Now, Iranians are being killed at a rate that defies comprehension. Since the end of the internet blackout, many inside Iran have said that the reported death toll of 36,500 is a conservative estimate. Reports have emerged that regime soldiers are infiltrating hospitals, shooting the wounded and making families pay for the return of their loved ones’ corpses. Doctors on the ground have said that “we were walking in blood.”
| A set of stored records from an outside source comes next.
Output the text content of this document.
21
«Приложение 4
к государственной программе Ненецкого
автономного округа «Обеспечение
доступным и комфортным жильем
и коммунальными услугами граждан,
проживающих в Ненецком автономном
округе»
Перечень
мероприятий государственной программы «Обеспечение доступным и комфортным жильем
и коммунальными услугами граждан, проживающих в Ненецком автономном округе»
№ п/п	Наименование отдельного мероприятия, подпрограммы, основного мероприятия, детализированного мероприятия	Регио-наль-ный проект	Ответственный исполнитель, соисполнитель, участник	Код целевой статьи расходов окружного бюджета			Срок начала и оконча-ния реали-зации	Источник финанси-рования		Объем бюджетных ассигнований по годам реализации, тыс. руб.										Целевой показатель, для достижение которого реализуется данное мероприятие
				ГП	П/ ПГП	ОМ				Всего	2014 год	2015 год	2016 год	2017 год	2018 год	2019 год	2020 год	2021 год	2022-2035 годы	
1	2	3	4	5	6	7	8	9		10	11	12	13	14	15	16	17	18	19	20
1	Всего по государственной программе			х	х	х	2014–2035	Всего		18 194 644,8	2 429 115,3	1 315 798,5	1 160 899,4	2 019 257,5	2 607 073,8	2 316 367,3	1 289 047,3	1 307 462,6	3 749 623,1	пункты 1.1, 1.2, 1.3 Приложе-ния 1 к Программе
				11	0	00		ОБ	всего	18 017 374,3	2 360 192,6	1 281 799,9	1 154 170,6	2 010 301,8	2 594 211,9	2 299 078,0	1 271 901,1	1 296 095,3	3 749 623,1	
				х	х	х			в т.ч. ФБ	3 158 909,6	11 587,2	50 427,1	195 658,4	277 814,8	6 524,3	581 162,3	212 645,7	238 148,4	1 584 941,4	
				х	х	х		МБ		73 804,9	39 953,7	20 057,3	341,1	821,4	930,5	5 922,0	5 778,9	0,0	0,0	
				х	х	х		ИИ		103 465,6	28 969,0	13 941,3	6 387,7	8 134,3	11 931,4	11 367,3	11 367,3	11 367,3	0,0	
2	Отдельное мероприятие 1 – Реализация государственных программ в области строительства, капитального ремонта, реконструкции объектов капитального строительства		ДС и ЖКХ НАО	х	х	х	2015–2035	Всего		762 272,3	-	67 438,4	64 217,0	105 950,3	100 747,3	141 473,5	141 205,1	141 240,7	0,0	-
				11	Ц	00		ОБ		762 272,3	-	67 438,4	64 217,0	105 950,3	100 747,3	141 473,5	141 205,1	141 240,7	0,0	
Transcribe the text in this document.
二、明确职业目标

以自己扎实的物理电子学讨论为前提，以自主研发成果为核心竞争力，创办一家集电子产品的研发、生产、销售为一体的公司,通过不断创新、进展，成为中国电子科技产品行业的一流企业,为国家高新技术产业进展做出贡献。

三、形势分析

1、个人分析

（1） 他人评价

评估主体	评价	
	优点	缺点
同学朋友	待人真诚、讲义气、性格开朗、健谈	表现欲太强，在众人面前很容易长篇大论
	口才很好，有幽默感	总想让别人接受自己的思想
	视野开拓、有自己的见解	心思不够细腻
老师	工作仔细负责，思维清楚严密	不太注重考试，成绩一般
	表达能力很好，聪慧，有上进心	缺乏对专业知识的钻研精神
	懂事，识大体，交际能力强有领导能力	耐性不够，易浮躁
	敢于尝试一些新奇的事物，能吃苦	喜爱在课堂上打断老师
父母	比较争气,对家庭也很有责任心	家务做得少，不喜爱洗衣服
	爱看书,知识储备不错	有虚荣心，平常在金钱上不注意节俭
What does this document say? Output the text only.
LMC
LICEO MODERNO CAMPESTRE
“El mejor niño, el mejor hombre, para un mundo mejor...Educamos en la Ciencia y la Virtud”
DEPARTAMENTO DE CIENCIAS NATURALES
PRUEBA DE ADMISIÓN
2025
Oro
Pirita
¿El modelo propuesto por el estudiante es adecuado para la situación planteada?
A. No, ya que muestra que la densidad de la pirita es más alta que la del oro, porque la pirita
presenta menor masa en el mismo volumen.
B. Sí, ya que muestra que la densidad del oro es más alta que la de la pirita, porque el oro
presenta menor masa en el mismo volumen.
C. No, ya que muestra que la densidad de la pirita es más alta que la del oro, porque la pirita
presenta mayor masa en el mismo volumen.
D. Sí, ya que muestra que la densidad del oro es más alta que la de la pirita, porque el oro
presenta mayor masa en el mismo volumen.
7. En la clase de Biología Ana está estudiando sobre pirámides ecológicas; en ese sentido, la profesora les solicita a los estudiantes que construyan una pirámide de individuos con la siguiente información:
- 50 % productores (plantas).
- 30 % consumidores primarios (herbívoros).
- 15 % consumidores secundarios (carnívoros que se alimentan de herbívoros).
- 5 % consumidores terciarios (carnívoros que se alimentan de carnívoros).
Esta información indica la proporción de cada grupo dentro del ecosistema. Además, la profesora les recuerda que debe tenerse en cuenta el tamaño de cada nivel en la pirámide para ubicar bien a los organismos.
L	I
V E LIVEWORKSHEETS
The reality of selective sympathy is unfolding before us. Greta Thunberg, who has dedicated the last two and a half years of her life positioning herself to be the voice of Gaza and a defender of all oppressed peoples, is yet to utter a single word about Iran. Following her release from Israeli detention in June 2025, she declared:
“We cannot take our eyes away from Gaza, from all the places of the world that are suffering, living on the forefront of this business-as-usual system: Congo, Sudan, Afghanistan, Gaza, and many, many more.”
I am certain that if she were to make a statement such as this now, Iran, where the Islamic Revolutionary Guard Corps has executed, tortured and oppressed tens of thousands, would not appear on the list.
This silence and her stated principles are irreconcilable. By her standards, refusing to acknowledge the systemic murder of more than 36,500 Iranians is craven abandonment. And it exposes a deeper truth; even the loudest Western voices for universal justice have limits.
If the primary concern of Western activism is the plight of those being killed and tortured under occupation, then why has the systemic murder of protesters in Iran not attracted their attention? To place the scale of this tragedy into perspective, you need to be directed toward the compared estimated death tolls. In the first 12 days of the conflict in Gaza, it has been estimated that 3,785 Palestinians were murdered. In the first 12 days of the uprising in Iran, 36,500 people were killed. This is a nation bleeding out in real time.
Why is standing with the people of Iran so repulsive? Could it be due to the fact that the IRGC has funded the “resistance” in Gaza, Lebanon and Yemen, which they defend and promote. To condemn the regime would require acknowledging that the state they romanticize as anti-imperialist is also the fundamental machinery of torture and terrorism. It is clear that there is a fear that condemnation will cheapen their stance on the conflict in Gaza. Ironically, their refusal to comment paints them as complicit in the suffering of Iranians.
Or does their silence represent their rejection of the return to a Westernized Iran? We have seen this pattern before. When Nicolás Maduro, widely hated by Venezuelans as an authoritarian dictator, was arrested, Venezuelans celebrated. Yet activists abroad protested his detention, not because they understood Venezuela’s suffering but because opposing the United States was their primary goal. Likewise, without understanding who Hamas is and its methods of maintaining power without elections in Gaza, Western activists almost unthinkingly jump to Hamas’s defense. The idea of Western imperialism is an easy scapegoat.
Sympathy for the suffering and plight of Palestinians in Gaza and the Iranian people is not remotely exclusive. In picking one or the other to stand behind, Western activism is inherently weakened. Iran is a nation being crushed in real time while those who claim to champion universal justice look away. If solidarity is extended only when the oppressor fits a familiar script, then it is not solidarity at all; it is selective activism
As Thunberg said, silence is complicity. Iran has been left to bleed in that silence.